Wednesday, July 27, 2011

Taking Our Reality / Fernando Dámaso

Taking Our Reality / Fernando Dámaso
Fernando Dámaso, Translator: Unstated

The use of a disqualifying language against political opponents has been
a fairly widespread practice, though in general certain limits of public
responsibility and established decency are respected. There are also
laws that penalize defamation, due to which, whomever raises a question
about a person must support it with evidence and proof. So it works, at
least, in most democratic countries.

During the years of the Batista dictatorship, those who did not agree
with his politics were classified as opponents. Except in times when
censorship was established, they had the means to express their
opinions. They were not detained or imprisoned, and also participated
actively in the national debate. Those opponents who opted for violence
as a form of struggle, planting bombs and firecrackers and carrying out
attacks and sabotage, were labeled as subversives or communists. The
word terrorist was not yet fashionable. If caught, they were repressed
by bloody or judicial methods. In the latter case, they had available to
them defense counsel and fair trials. There are many examples.

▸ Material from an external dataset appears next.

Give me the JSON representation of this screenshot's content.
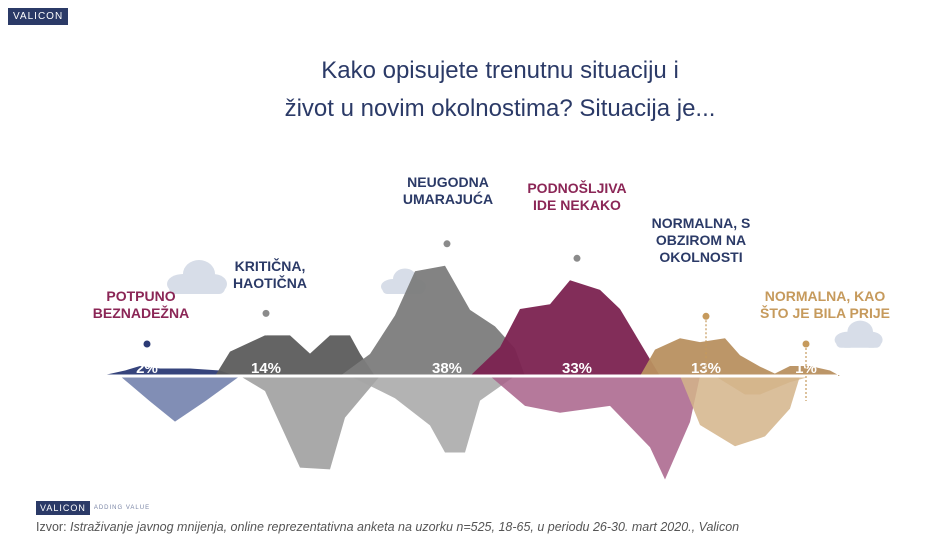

Beginning in 1959, those who did not accept the new regime or disagreed
with some of its postulates, were labeled counterrevolutionaries. Tossed
into this sack were both those who acted peacefully as well those who
opted for violence. Soon he put his hand in the dictionary and began to
apply, festively, every kind of dis-qualifier: worms, stateless,
traitors, mercenaries, lumpen, slag, employees of the empire, and so on.
This method continues to today and has increased. Applied for years,
with no possibility to respond, (all media and controls belong to the
state), citizens have been so manipulated that they react by inertia,
without the use of reason, forgetting in many cases that it even exists.

Denigrating and discrediting those who think differently and, moreover,
those who dare to express it, only shows weakness, no matter how much
the statements multiply in strength. The problems of Cuba must be
revolved by Cubans (all Cubans, both inside and out of the country) but
for that, we can not be expected to maintain the historical monologue,
where only those who govern us think they possess the absolute truth.
The continuous failures have shown the opposite. It requires honest and
respectful dialogue.

However, dialogue requires there be a willingness in the parties
interested in it. to maintain the sectarian and exclusionary position of
the past five decades, claiming that those who think for themselves are
taking orders from the empire is not serious. The reality is otherwise:
every day citizens are increasingly questioning their plight and raising
the need for real changes in the interest of the nation, not of an
ideology or a party. Coping with them peacefully, with the participation
of all, as recommended by José Martí, is intelligent.